The math behind hitting in baseball when the game’s not on the line – Baltimore Sun
Now 34 and preparing for his 13th year in major league baseball, Baltimore Orioles shortstop J.J. Hardy is perceived by some to be in a state of athletic decline.
The same player who slugged 30 home runs as recently as 2011, for example, belted just 8 last year, and injuries have forced him to miss about 30 percent of his team’s games over the past two years.
But there are many ways to measure success in a sport as complex as baseball, and if a team of computer scientists at Johns Hopkins University is to be believed, Oriole fans might have reason to feel hopeful about the two-time All-Star.
A study led by Anton Dahbura, a research scientist in the computer sciences department at Hopkins, revealed a striking dichotomy; while Hardy was all but useless as a hitter in 2016 when the outcome of games was already more or less decided, he hit nearly 200 points higher — more than .290 — when the results hung in the balance.
The finding is among the more interesting nuggets to appear in “Padding the Stats: A Study of MLB Player Performance in Meaningless-Game Situations,” a 55-page paper that Dahbura made public in December. A lifelong baseball nut, Dahbura wrote with the help of Jaewon Lee and Evan Hsia, student researchers and engineering undergraduates who also love the game.
The project examined how every major-league hitter performed last season when, by the authors’ calculations, either team in a given game had a 95 percent or better chance of winning.
Dahbura said it’s beyond the study’s scope to assign definitive meaning to such figures, but the baseball fan in him can’t help speculating that they open up new lines of inquiry in a sport that is already one of the most rigorously analyzed in the world.
“What does it tell you that Hardy did so poorly when a game was already decided, batting a mere .100 in those situations, but so dramatically better when it wasn’t?” he asked. “It’s hard to say with certainty at this point, but the numbers are so striking they’re very likely telling us something.”
The goal of the study, Dahbura said, was to raise awareness about the fact that not all at-bats during a season are equally important.
Hardy’s performance was actually a striking exception to the trend the team set out to explore.
“Some players have been able to significantly improve their overall season statistics by maximizing their performance” in so-called meaningless game situations, the article reads.
Dahbura, 56, is one of those baseball geeks lucky enough to have a passion and a gift for mathematics and statistics. It’s a blend of talents in growing demand in baseball front offices as franchises increasingly seek to blend the benefits of computer-aided analytics with the intuitive wisdom of more old-fashioned scouting.

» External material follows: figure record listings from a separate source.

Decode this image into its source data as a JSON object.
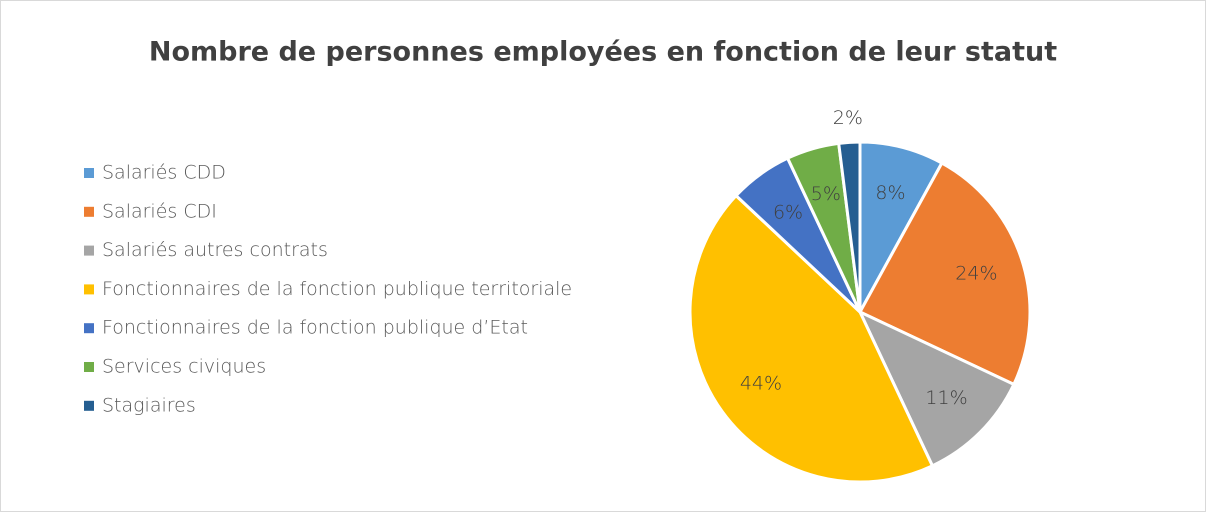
{
  "chart_data": {
    "type": "pie",
    "title": "Nombre de personnes employées en fonction de leur statut",
    "categories": [
      "Salariés CDD",
      "Salariés CDI",
      "Salariés autres contrats",
      "Fonctionnaires de la fonction publique territoriale",
      "Fonctionnaires de la fonction publique d’Etat",
      "Services civiques",
      "Stagiaires"
    ],
    "values": [
      8,
      24,
      11,
      44,
      6,
      5,
      2
    ],
    "value_labels": [
      "8%",
      "24%",
      "11%",
      "44%",
      "6%",
      "5%",
      "2%"
    ],
    "colors": [
      "#5b9bd5",
      "#ed7d31",
      "#a5a5a5",
      "#ffc000",
      "#4472c4",
      "#70ad47",
      "#255e91"
    ],
    "legend": "left"
  }
}
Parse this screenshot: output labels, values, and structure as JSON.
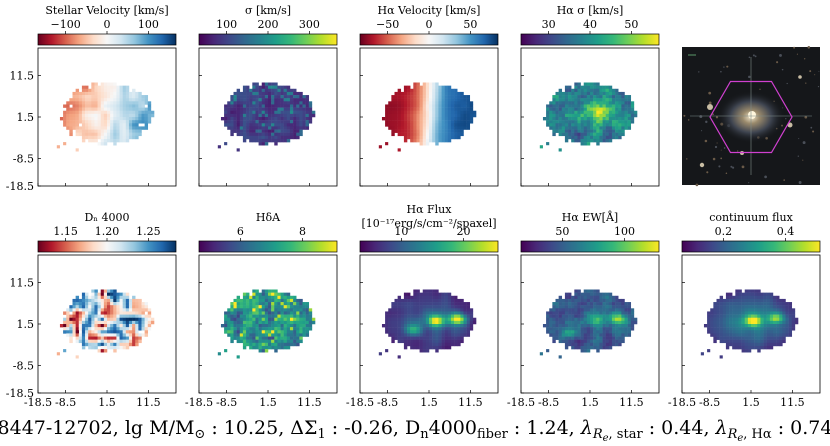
{
  "colors": {
    "rdbu": [
      "#053061",
      "#2166ac",
      "#4393c3",
      "#92c5de",
      "#d1e5f0",
      "#f7f7f7",
      "#fddbc7",
      "#f4a582",
      "#d6604d",
      "#b2182b",
      "#67001f"
    ],
    "viridis": [
      "#440154",
      "#482878",
      "#3e4989",
      "#31688e",
      "#26828e",
      "#1f9e89",
      "#35b779",
      "#6ece58",
      "#b5de2b",
      "#fde725"
    ],
    "hexagon": "#d040d0"
  },
  "figure": {
    "caption_parts": {
      "plateifu": "8447-12702",
      "lg_label": "lg",
      "mass_label": "M/M",
      "mass_sub": "⊙",
      "mass_value": " : 10.25, ",
      "sigma_label": "ΔΣ",
      "sigma_sub": "1",
      "sigma_value": " : -0.26, ",
      "dn_label": "D",
      "dn_sub": "n",
      "dn_label2": "4000",
      "dn_sub2": "fiber",
      "dn_value": " : 1.24, ",
      "lam_label": "λ",
      "lam_sub": "R",
      "lam_subsub": "e",
      "lam_star": ", star",
      "lam_star_value": " : 0.44, ",
      "lam_ha": ", Hα",
      "lam_ha_value": " : 0.74"
    },
    "row_axis_ticks": [
      "11.5",
      "1.5",
      "-8.5",
      "-18.5"
    ],
    "col_axis_ticks": [
      "-18.5",
      "-8.5",
      "1.5",
      "11.5"
    ]
  },
  "panels": [
    {
      "id": "stellar-velocity",
      "title": "Stellar Velocity [km/s]",
      "cmap": "rdbu",
      "ticks": [
        "−100",
        "0",
        "100"
      ],
      "kind": "vel",
      "row": 0,
      "col": 0
    },
    {
      "id": "sigma",
      "title": "σ [km/s]",
      "cmap": "viridis",
      "ticks": [
        "100",
        "200",
        "300"
      ],
      "kind": "sigma",
      "row": 0,
      "col": 1
    },
    {
      "id": "ha-velocity",
      "title": "Hα Velocity [km/s]",
      "cmap": "rdbu",
      "ticks": [
        "−50",
        "0",
        "50"
      ],
      "kind": "havel",
      "row": 0,
      "col": 2
    },
    {
      "id": "ha-sigma",
      "title": "Hα σ [km/s]",
      "cmap": "viridis",
      "ticks": [
        "30",
        "40",
        "50"
      ],
      "kind": "hasig",
      "row": 0,
      "col": 3
    },
    {
      "id": "dn4000",
      "title": "Dₙ 4000",
      "cmap": "rdbu",
      "ticks": [
        "1.15",
        "1.20",
        "1.25"
      ],
      "kind": "dn",
      "row": 1,
      "col": 0
    },
    {
      "id": "hdelta",
      "title": "HδA",
      "cmap": "viridis",
      "ticks": [
        "6",
        "8"
      ],
      "kind": "hd",
      "row": 1,
      "col": 1
    },
    {
      "id": "ha-flux",
      "title": "Hα Flux",
      "title2": "[10⁻¹⁷erg/s/cm⁻²/spaxel]",
      "cmap": "viridis",
      "ticks": [
        "10",
        "20"
      ],
      "kind": "flux",
      "row": 1,
      "col": 2
    },
    {
      "id": "ha-ew",
      "title": "Hα EW[Å]",
      "cmap": "viridis",
      "ticks": [
        "50",
        "100"
      ],
      "kind": "ew",
      "row": 1,
      "col": 3
    },
    {
      "id": "continuum",
      "title": "continuum flux",
      "cmap": "viridis",
      "ticks": [
        "0.2",
        "0.4"
      ],
      "kind": "cont",
      "row": 1,
      "col": 4
    }
  ]
}
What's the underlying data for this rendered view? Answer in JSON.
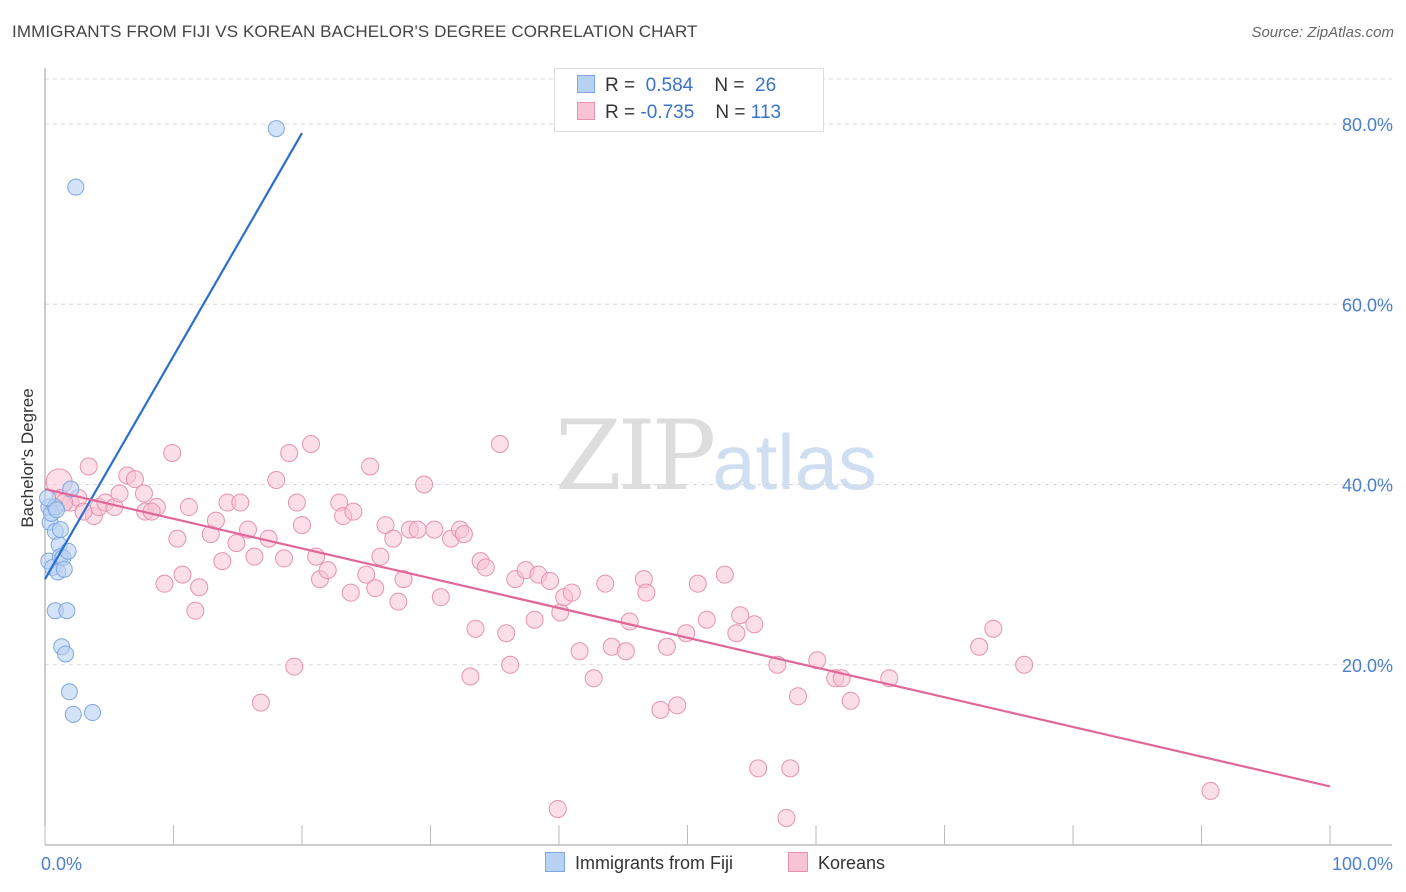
{
  "header": {
    "title": "IMMIGRANTS FROM FIJI VS KOREAN BACHELOR'S DEGREE CORRELATION CHART",
    "source": "Source: ZipAtlas.com"
  },
  "watermark": {
    "zip": "ZIP",
    "atlas": "atlas"
  },
  "legend": {
    "rows": [
      {
        "r_label": "R =",
        "r_value": "0.584",
        "n_label": "N =",
        "n_value": "26"
      },
      {
        "r_label": "R =",
        "r_value": "-0.735",
        "n_label": "N =",
        "n_value": "113"
      }
    ]
  },
  "bottom_legend": {
    "fiji": "Immigrants from Fiji",
    "koreans": "Koreans"
  },
  "colors": {
    "fiji_fill": "#b7d1f2",
    "fiji_stroke": "#7ea7df",
    "fiji_line": "#2a6fcf",
    "korean_fill": "#f8c3d4",
    "korean_stroke": "#e792b0",
    "korean_line": "#e0679a",
    "tick_text": "#4a7fd0",
    "grid": "#d9d9d9"
  },
  "chart_data": {
    "type": "scatter",
    "title": "IMMIGRANTS FROM FIJI VS KOREAN BACHELOR'S DEGREE CORRELATION CHART",
    "xlabel": "",
    "ylabel": "Bachelor's Degree",
    "xlim": [
      0,
      100
    ],
    "ylim": [
      0,
      85
    ],
    "x_tick_labels": [
      {
        "value": 0,
        "label": "0.0%"
      },
      {
        "value": 100,
        "label": "100.0%"
      }
    ],
    "y_tick_labels": [
      {
        "value": 20,
        "label": "20.0%"
      },
      {
        "value": 40,
        "label": "40.0%"
      },
      {
        "value": 60,
        "label": "60.0%"
      },
      {
        "value": 80,
        "label": "80.0%"
      }
    ],
    "grid": true,
    "legend_position": "top-center",
    "series": [
      {
        "name": "Immigrants from Fiji",
        "points": [
          [
            0.3,
            37.5
          ],
          [
            0.3,
            31.5
          ],
          [
            0.4,
            35.8
          ],
          [
            0.5,
            36.8
          ],
          [
            0.6,
            30.8
          ],
          [
            0.8,
            34.8
          ],
          [
            0.8,
            37.5
          ],
          [
            0.8,
            26.0
          ],
          [
            1.0,
            30.3
          ],
          [
            1.1,
            33.3
          ],
          [
            1.2,
            35.0
          ],
          [
            1.2,
            32.0
          ],
          [
            1.3,
            22.0
          ],
          [
            1.4,
            31.9
          ],
          [
            1.5,
            30.6
          ],
          [
            1.6,
            21.2
          ],
          [
            1.7,
            26.0
          ],
          [
            1.8,
            32.6
          ],
          [
            1.9,
            17.0
          ],
          [
            2.0,
            39.5
          ],
          [
            2.2,
            14.5
          ],
          [
            2.4,
            73.0
          ],
          [
            3.7,
            14.7
          ],
          [
            18.0,
            79.5
          ],
          [
            0.2,
            38.5
          ],
          [
            0.9,
            37.2
          ]
        ],
        "trendline": {
          "x": [
            0.0,
            20.0
          ],
          "y": [
            29.5,
            79.0
          ]
        }
      },
      {
        "name": "Koreans",
        "points": [
          [
            1.1,
            40.3
          ],
          [
            1.2,
            38.5
          ],
          [
            2.0,
            38.0
          ],
          [
            2.6,
            38.5
          ],
          [
            3.4,
            42.0
          ],
          [
            3.8,
            36.5
          ],
          [
            4.2,
            37.5
          ],
          [
            4.7,
            38.0
          ],
          [
            5.4,
            37.5
          ],
          [
            5.8,
            39.0
          ],
          [
            6.4,
            41.0
          ],
          [
            7.0,
            40.6
          ],
          [
            7.7,
            39.0
          ],
          [
            7.8,
            37.0
          ],
          [
            8.7,
            37.5
          ],
          [
            9.3,
            29.0
          ],
          [
            9.9,
            43.5
          ],
          [
            10.3,
            34.0
          ],
          [
            10.7,
            30.0
          ],
          [
            11.2,
            37.5
          ],
          [
            11.7,
            26.0
          ],
          [
            12.0,
            28.6
          ],
          [
            12.9,
            34.5
          ],
          [
            13.3,
            36.0
          ],
          [
            13.8,
            31.5
          ],
          [
            14.2,
            38.0
          ],
          [
            14.9,
            33.5
          ],
          [
            15.2,
            38.0
          ],
          [
            15.8,
            35.0
          ],
          [
            16.3,
            32.0
          ],
          [
            16.8,
            15.8
          ],
          [
            17.4,
            34.0
          ],
          [
            18.0,
            40.5
          ],
          [
            18.6,
            31.8
          ],
          [
            19.0,
            43.5
          ],
          [
            19.4,
            19.8
          ],
          [
            19.6,
            38.0
          ],
          [
            20.0,
            35.5
          ],
          [
            20.7,
            44.5
          ],
          [
            21.1,
            32.0
          ],
          [
            21.4,
            29.5
          ],
          [
            22.0,
            30.5
          ],
          [
            22.9,
            38.0
          ],
          [
            23.2,
            36.5
          ],
          [
            23.8,
            28.0
          ],
          [
            24.0,
            37.0
          ],
          [
            25.0,
            30.0
          ],
          [
            25.3,
            42.0
          ],
          [
            25.7,
            28.5
          ],
          [
            26.1,
            32.0
          ],
          [
            26.5,
            35.5
          ],
          [
            27.1,
            34.0
          ],
          [
            27.5,
            27.0
          ],
          [
            27.9,
            29.5
          ],
          [
            28.4,
            35.0
          ],
          [
            29.0,
            35.0
          ],
          [
            29.5,
            40.0
          ],
          [
            30.3,
            35.0
          ],
          [
            30.8,
            27.5
          ],
          [
            31.6,
            34.0
          ],
          [
            32.3,
            35.0
          ],
          [
            32.6,
            34.5
          ],
          [
            33.1,
            18.7
          ],
          [
            33.5,
            24.0
          ],
          [
            33.9,
            31.5
          ],
          [
            34.3,
            30.8
          ],
          [
            35.4,
            44.5
          ],
          [
            35.9,
            23.5
          ],
          [
            36.2,
            20.0
          ],
          [
            36.6,
            29.5
          ],
          [
            37.4,
            30.5
          ],
          [
            38.1,
            25.0
          ],
          [
            38.4,
            30.0
          ],
          [
            39.3,
            29.3
          ],
          [
            39.9,
            4.0
          ],
          [
            40.1,
            25.8
          ],
          [
            40.4,
            27.5
          ],
          [
            41.0,
            28.0
          ],
          [
            41.6,
            21.5
          ],
          [
            42.7,
            18.5
          ],
          [
            44.1,
            22.0
          ],
          [
            45.2,
            21.5
          ],
          [
            45.5,
            24.8
          ],
          [
            46.6,
            29.5
          ],
          [
            46.8,
            28.0
          ],
          [
            47.9,
            15.0
          ],
          [
            48.4,
            22.0
          ],
          [
            49.2,
            15.5
          ],
          [
            49.9,
            23.5
          ],
          [
            50.8,
            29.0
          ],
          [
            51.5,
            25.0
          ],
          [
            52.9,
            30.0
          ],
          [
            53.8,
            23.5
          ],
          [
            54.1,
            25.5
          ],
          [
            55.2,
            24.5
          ],
          [
            55.5,
            8.5
          ],
          [
            57.0,
            20.0
          ],
          [
            57.7,
            3.0
          ],
          [
            58.0,
            8.5
          ],
          [
            58.6,
            16.5
          ],
          [
            60.1,
            20.5
          ],
          [
            61.5,
            18.5
          ],
          [
            62.0,
            18.5
          ],
          [
            62.7,
            16.0
          ],
          [
            65.7,
            18.5
          ],
          [
            72.7,
            22.0
          ],
          [
            73.8,
            24.0
          ],
          [
            76.2,
            20.0
          ],
          [
            90.7,
            6.0
          ],
          [
            1.5,
            38.0
          ],
          [
            3.0,
            37.0
          ],
          [
            8.3,
            37.0
          ],
          [
            43.6,
            29.0
          ]
        ],
        "trendline": {
          "x": [
            0.0,
            100.0
          ],
          "y": [
            39.5,
            6.5
          ]
        }
      }
    ]
  }
}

A former player, coach and manager at Johns Hopkins, Dahbura — now executive director of the Information Security Institute, a center for cybersecurity education and research within the university’s computer sciences department — said he first became interested in how players perform in what he calls meaningless game situations in 1999 and 2000, when the temperamental slugger Albert Belle played for the Orioles.
He always suspected Belle tried harder, upped his game and padded his personal stats in low-pressure situations that mattered little to his team. The databases of baseball information needed to test his hunch had not yet been established, however.
In the years since, as Dahbura — who earned a PhD. in electrical engineering and computer science from Hopkins in 1981 — made his way through a variety of successful gigs in private business, including at Hub Labels Inc., a Hagerstown printing company his parents founded.
In 2010, Dahbura, who is known for his work with multiple community organizations in Hagerstown, became a partial owner of the Hagerstown Suns, a Class A minor league affiliate of the Washington Nationals.
His practice of donning a Suns’ uniform and shagging flies during batting practice has made him a local celebrity — several articles in the Hagerstown Sun have noted that the players call him “Shag”—and he counts several current big leaguers as friends, including San Francisco Giants pitcher Matt Cain and Nationals righthander Steven Strasburg.
The irascible Belle retired years ago, but Dahbura’s interest in “meaningless-game situation” performance persisted.
Last year, he and his research team began tapping into baseball databases now available to the public to quantify the effect.
They divided their project into two phases. First the researchers defined “meaningless game situations” —somewhat arbitrarily, Dahbura conceded — as scenarios in which history shows there is less than a 5 percent chance of the trailing team overcoming its deficit.
A sample of more than 9,600 big-league games played between 2013 and 2016 revealed that the threshold is met if a team has a seven-run lead in the first inning, a six-run lead in the second through seventh innings, a five-run lead in the eighth or a four-run lead in the ninth or later.
Nearly 22,000 plate appearances by 781 hitters took place under such circumstances in 2016, 11.4 percent of the more than 184,000 total plate appearances by hitters that season.
In the second phase, the team ran the numbers on every major-league hitter for the year, working up lists of the top ten players in several offensive categories. Even longtime fans might find many of the results surprising.
Some of the sport’s most feared hitters performed formidably when it mattered least. Those included the Colorado Rockies‘ Carlos Gonzalez (10 homers, the most in baseball) and the Toronto Blue Jays‘ Edwin Encarnacion (a .442 batting average, 179 points higher than his overall mark).